The report came in shortly before 1 p.m.: A child playing on a mounted cannon at Castle Island had fallen, cutting his head. Boston police Officer Patrick J. Carr and his colleagues were tasked with accompanying an ambulance across the bridge. It was 100 years ago this week.
As the vehicle traveled over what was then a wooden drawbridge, one of its wheels crashed through a plank. The ambulance lurched into a fence, tossing Carr through the windshield and into Pleasure Bay. He died at a hospital on Aug. 1, 1916, despite colleagues’ efforts to save him.
A century after his death, Boston police officials gathered with Carr’s descendants — three of whom have followed him into the force — for a wreath-laying to honor his sacrifice.
“It’s unbelievably wonderful,’’ said Mary Coyle, Carr’s granddaughter. “All of us are touched beyond words.’’
A modest memorial for Carr had been affixed several years ago to a utility pole near the spot where he died. The wooden bridge has long since been replaced by a roadway of steel and concrete, but a placard bearing his name still looks out on the expanse of water.
Police Commissioner William B. Evans noted at the ceremony that the monument is not far from the spot where his brother, Joe, was killed when Evans was a boy. It’s a place for reflection, said the commissioner, who lives nearby and often walks in the area.
“Every time you walk by here, it brings back the memory of somebody who really made the ultimate sacrifice,’’ Evans said.
Family members said Patrick Carr and his wife, Mary Ellen Burke Carr, were both recent immigrants from Galway, Ireland. He left seven children when he died, the oldest of whom was only 10 years old.
The City Council awarded the family $300 per year, according to a Globe article at the time, but that, at less than $6 per week, was “entirely insufficient to care for the simplest needs of the family.’’
Complicating matters was the 1919 Boston Police Strike, which Coyle said disrupted Carr’s pension. For a time, she said, it was as though he never existed. Family members always kept his service in mind, however, and when the memorial went up, Coyle said, “we couldn’t believe it.’’

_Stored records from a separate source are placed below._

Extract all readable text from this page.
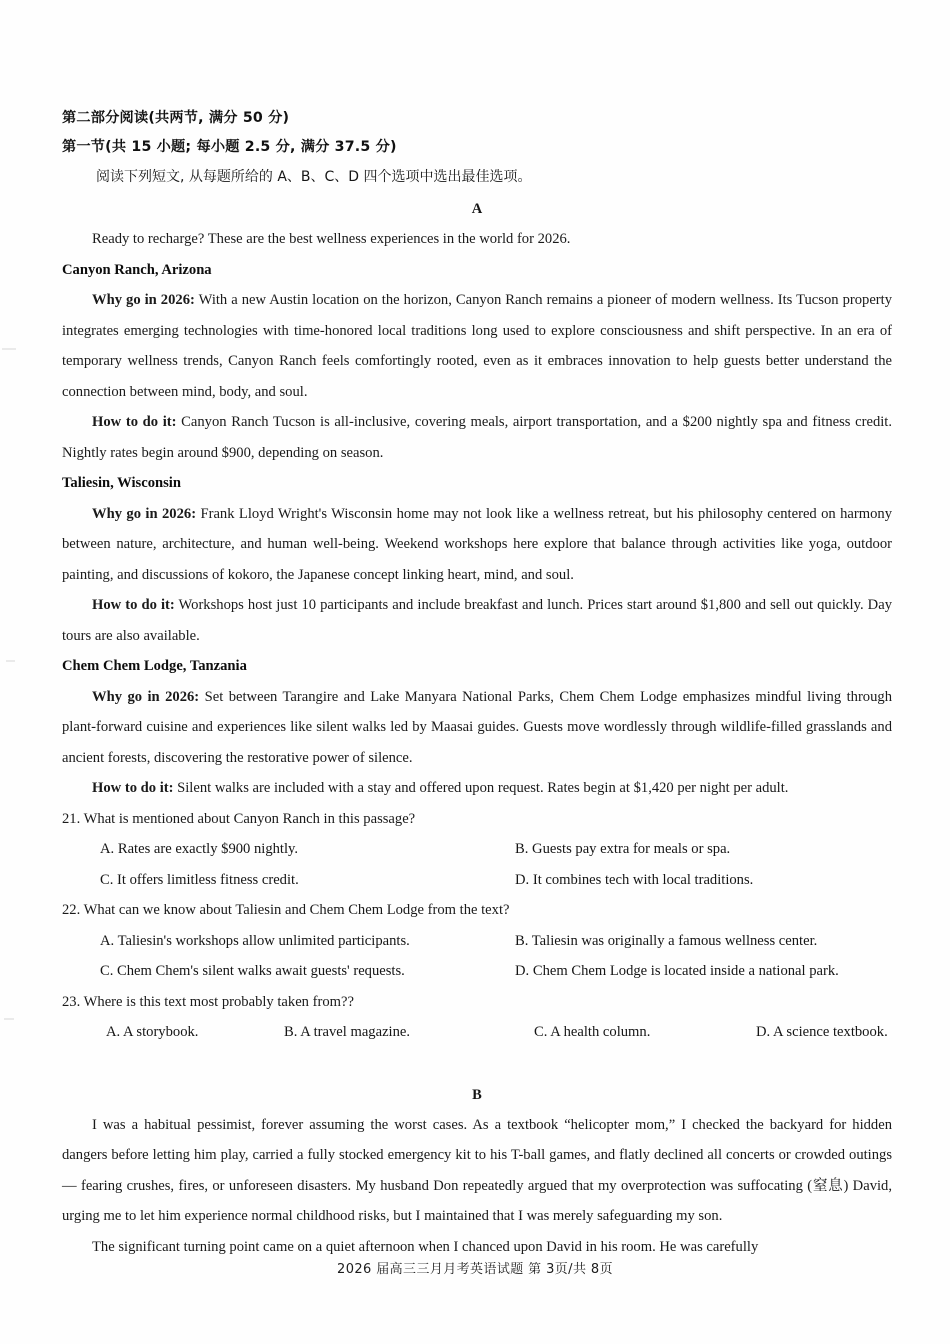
第二部分阅读(共两节, 满分 50 分)
第一节(共 15 小题; 每小题 2.5 分, 满分 37.5 分)
阅读下列短文, 从每题所给的 A、B、C、D 四个选项中选出最佳选项。
A

Ready to recharge? These are the best wellness experiences in the world for 2026.

Canyon Ranch, Arizona

Why go in 2026: With a new Austin location on the horizon, Canyon Ranch remains a pioneer of modern wellness. Its Tucson property integrates emerging technologies with time-honored local traditions long used to explore consciousness and shift perspective. In an era of temporary wellness trends, Canyon Ranch feels comfortingly rooted, even as it embraces innovation to help guests better understand the connection between mind, body, and soul.

How to do it: Canyon Ranch Tucson is all-inclusive, covering meals, airport transportation, and a $200 nightly spa and fitness credit. Nightly rates begin around $900, depending on season.

Taliesin, Wisconsin

Why go in 2026: Frank Lloyd Wright's Wisconsin home may not look like a wellness retreat, but his philosophy centered on harmony between nature, architecture, and human well-being. Weekend workshops here explore that balance through activities like yoga, outdoor painting, and discussions of kokoro, the Japanese concept linking heart, mind, and soul.

How to do it: Workshops host just 10 participants and include breakfast and lunch. Prices start around $1,800 and sell out quickly. Day tours are also available.

Chem Chem Lodge, Tanzania

Why go in 2026: Set between Tarangire and Lake Manyara National Parks, Chem Chem Lodge emphasizes mindful living through plant-forward cuisine and experiences like silent walks led by Maasai guides. Guests move wordlessly through wildlife-filled grasslands and ancient forests, discovering the restorative power of silence.

How to do it: Silent walks are included with a stay and offered upon request. Rates begin at $1,420 per night per adult.

21. What is mentioned about Canyon Ranch in this passage?

A. Rates are exactly $900 nightly.	B. Guests pay extra for meals or spa.
C. It offers limitless fitness credit.	D. It combines tech with local traditions.

22. What can we know about Taliesin and Chem Chem Lodge from the text?

A. Taliesin's workshops allow unlimited participants.	B. Taliesin was originally a famous wellness center.
C. Chem Chem's silent walks await guests' requests.	D. Chem Chem Lodge is located inside a national park.

23. Where is this text most probably taken from??

A. A storybook.	B. A travel magazine.	C. A health column.	D. A science textbook.
B

I was a habitual pessimist, forever assuming the worst cases. As a textbook “helicopter mom,” I checked the backyard for hidden dangers before letting him play, carried a fully stocked emergency kit to his T-ball games, and flatly declined all concerts or crowded outings — fearing crushes, fires, or unforeseen disasters. My husband Don repeatedly argued that my overprotection was suffocating (窒息) David, urging me to let him experience normal childhood risks, but I maintained that I was merely safeguarding my son.

The significant turning point came on a quiet afternoon when I chanced upon David in his room. He was carefully

2026 届高三三月月考英语试题 第 3页/共 8页
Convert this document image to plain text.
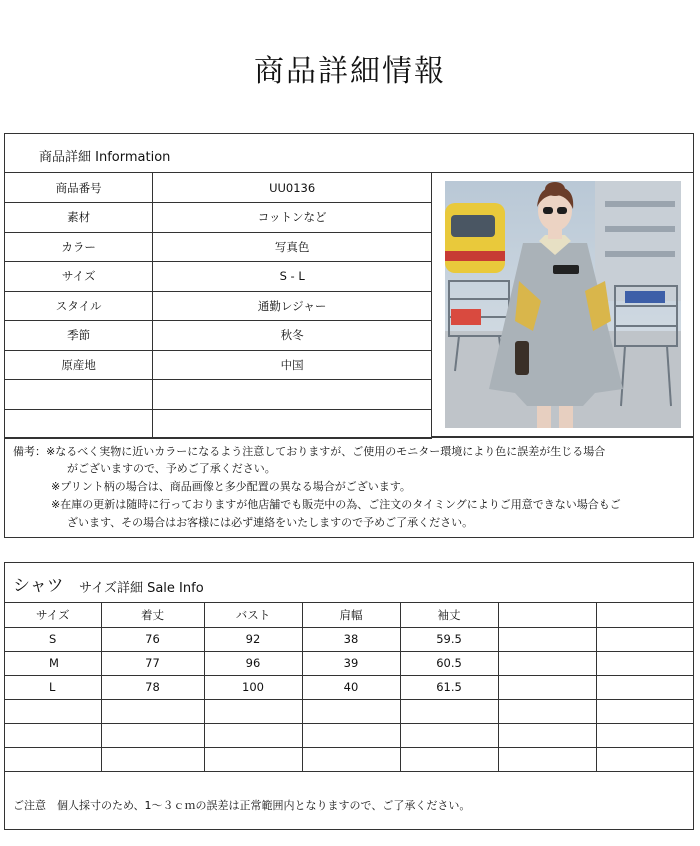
商品詳細情報
商品詳細 Information
商品番号	UU0136
素材	コットンなど
カラー	写真色
サイズ	S - L
スタイル	通勤レジャー
季節	秋冬
原産地	中国

備考：※なるべく実物に近いカラーになるよう注意しておりますが、ご使用のモニター環境により色に誤差が生じる場合
がございますので、予めご了承ください。
※プリント柄の場合は、商品画像と多少配置の異なる場合がございます。
※在庫の更新は随時に行っておりますが他店舗でも販売中の為、ご注文のタイミングによりご用意できない場合もご
ざいます、その場合はお客様には必ず連絡をいたしますので予めご了承ください。
シャツ サイズ詳細 Sale Info
サイズ	着丈	バスト	肩幅	袖丈		
S	76	92	38	59.5		
M	77	96	39	60.5		
L	78	100	40	61.5		

ご注意　個人採寸のため、1〜３ｃｍの誤差は正常範囲内となりますので、ご了承ください。
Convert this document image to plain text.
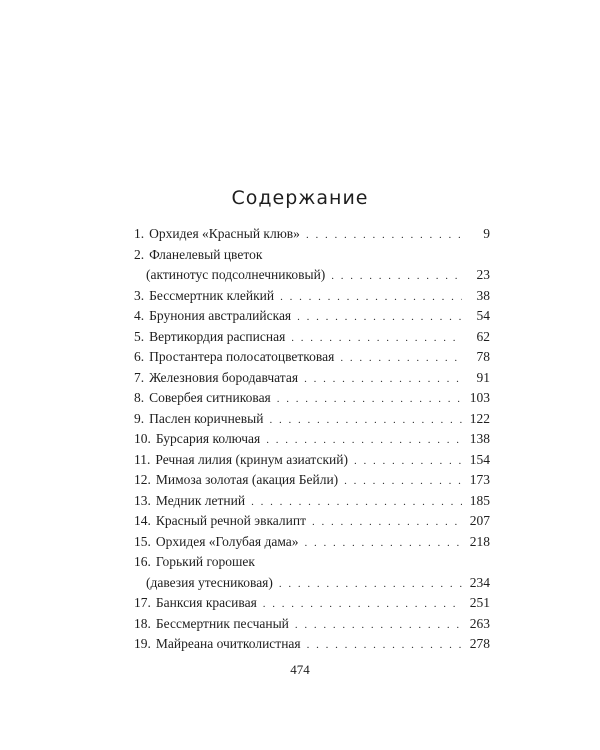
Содержание
1. Орхидея «Красный клюв» . . .	9
2. Фланелевый цветок
(актинотус подсолнечниковый) . . .	23
3. Бессмертник клейкий . . .	38
4. Брунония австралийская . . .	54
5. Вертикордия расписная . . .	62
6. Простантера полосатоцветковая . . .	78
7. Железновия бородавчатая . . .	91
8. Совербея ситниковая . . .	103
9. Паслен коричневый . . .	122
10. Бурсария колючая . . .	138
11. Речная лилия (кринум азиатский) . . .	154
12. Мимоза золотая (акация Бейли) . . .	173
13. Медник летний . . .	185
14. Красный речной эвкалипт . . .	207
15. Орхидея «Голубая дама» . . .	218
16. Горький горошек
(давезия утесниковая) . . .	234
17. Банксия красивая . . .	251
18. Бессмертник песчаный . . .	263
19. Майреана очитколистная . . .	278
474
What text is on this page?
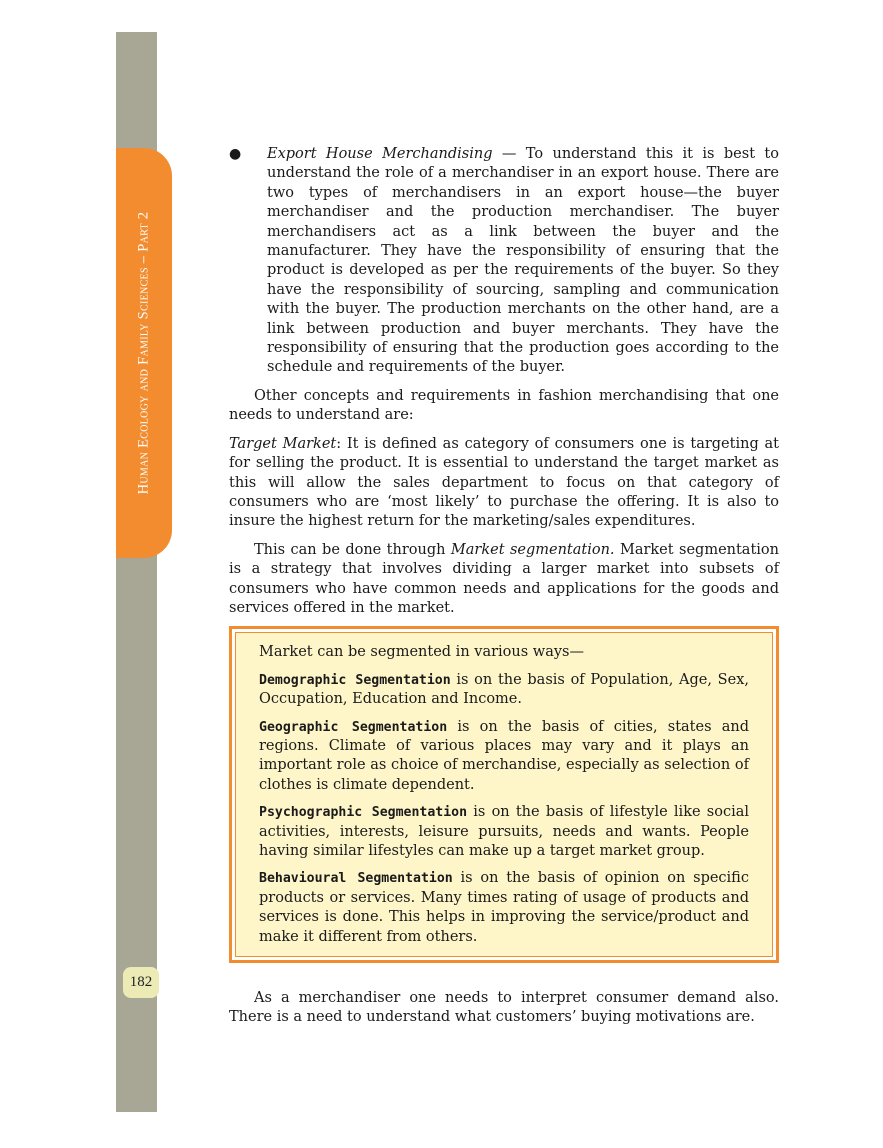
Human Ecology and Family Sciences – Part 2
182
● Export House Merchandising — To understand this it is best to understand the role of a merchandiser in an export house. There are two types of merchandisers in an export house—the buyer merchandiser and the production merchandiser. The buyer merchandisers act as a link between the buyer and the manufacturer. They have the responsibility of ensuring that the product is developed as per the requirements of the buyer. So they have the responsibility of sourcing, sampling and communication with the buyer. The production merchants on the other hand, are a link between production and buyer merchants. They have the responsibility of ensuring that the production goes according to the schedule and requirements of the buyer.

Other concepts and requirements in fashion merchandising that one needs to understand are:

Target Market: It is defined as category of consumers one is targeting at for selling the product. It is essential to understand the target market as this will allow the sales department to focus on that category of consumers who are ‘most likely’ to purchase the offering. It is also to insure the highest return for the marketing/sales expenditures.

This can be done through Market segmentation. Market segmentation is a strategy that involves dividing a larger market into subsets of consumers who have common needs and applications for the goods and services offered in the market.

Market can be segmented in various ways—

Demographic Segmentation is on the basis of Population, Age, Sex, Occupation, Education and Income.

Geographic Segmentation is on the basis of cities, states and regions. Climate of various places may vary and it plays an important role as choice of merchandise, especially as selection of clothes is climate dependent.

Psychographic Segmentation is on the basis of lifestyle like social activities, interests, leisure pursuits, needs and wants. People having similar lifestyles can make up a target market group.

Behavioural Segmentation is on the basis of opinion on specific products or services. Many times rating of usage of products and services is done. This helps in improving the service/product and make it different from others.

As a merchandiser one needs to interpret consumer demand also. There is a need to understand what customers’ buying motivations are.
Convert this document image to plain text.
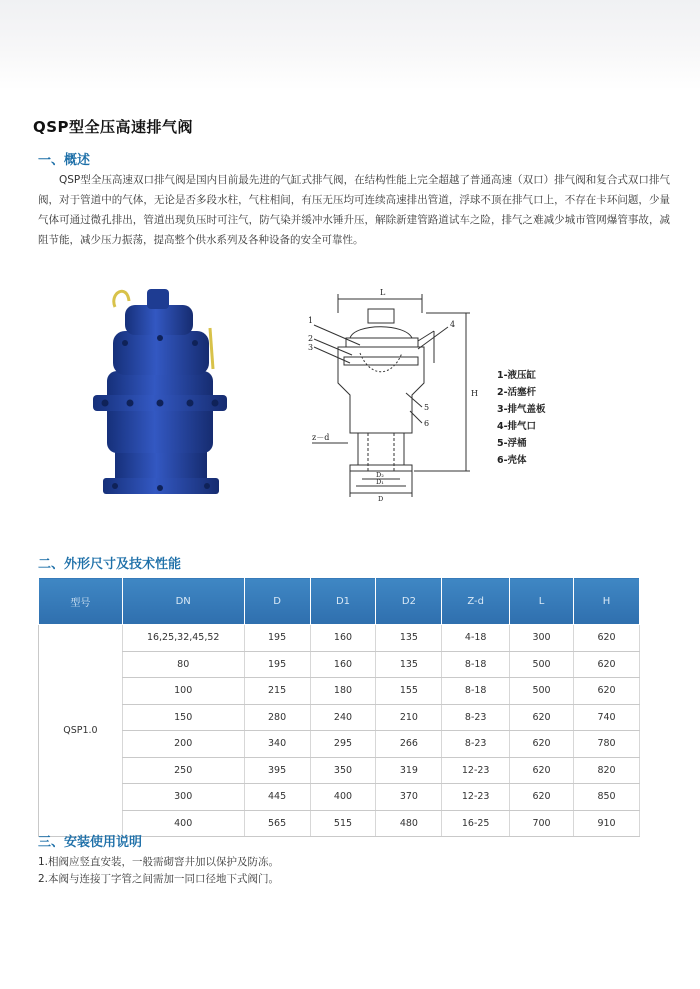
QSP型全压高速排气阀
一、概述
QSP型全压高速双口排气阀是国内目前最先进的气缸式排气阀，在结构性能上完全超越了普通高速（双口）排气阀和复合式双口排气阀，对于管道中的气体，无论是否多段水柱，气柱相间，有压无压均可连续高速排出管道，浮球不顶在排气口上，不存在卡环问题，少量气体可通过微孔排出，管道出现负压时可注气，防气染并缓冲水锤升压，解除新建管路道试车之险，排气之难减少城市管网爆管事故，减阻节能，减少压力振荡，提高整个供水系列及各种设备的安全可靠性。
L
H
z－d
D₂
D₁
D
1
2
3
4
5
6
1-液压缸
2-活塞杆
3-排气盖板
4-排气口
5-浮桶
6-壳体
二、外形尺寸及技术性能
型号	DN	D	D1	D2	Z-d	L	H
QSP1.0	16,25,32,45,52	195	160	135	4-18	300	620
	80	195	160	135	8-18	500	620
	100	215	180	155	8-18	500	620
	150	280	240	210	8-23	620	740
	200	340	295	266	8-23	620	780
	250	395	350	319	12-23	620	820
	300	445	400	370	12-23	620	850
	400	565	515	480	16-25	700	910
三、安装使用说明
1.相阀应竖直安装，一般需砌窨井加以保护及防冻。
2.本阀与连接丁字管之间需加一同口径地下式阀门。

Patrolman Christopher Carr, who has been on the force for seven years, is the great-grandson of Patrick Carr. He said he has passed by the monument a handful of times.
He said Patrick Carr’s story inspired him, but so did the service of other family members. His father, James Carr, is a retired detective. Another grandson of Patrick Carr, James Keegan, is a retired harbor patrol officer.
As he looked around the event Monday, Christopher Carr said he did not expect such a large event. More than a dozen family members were there and so were many law enforcement colleagues. “With the family’s history, that’s pretty much what drove me to be a police officer,’’ he said.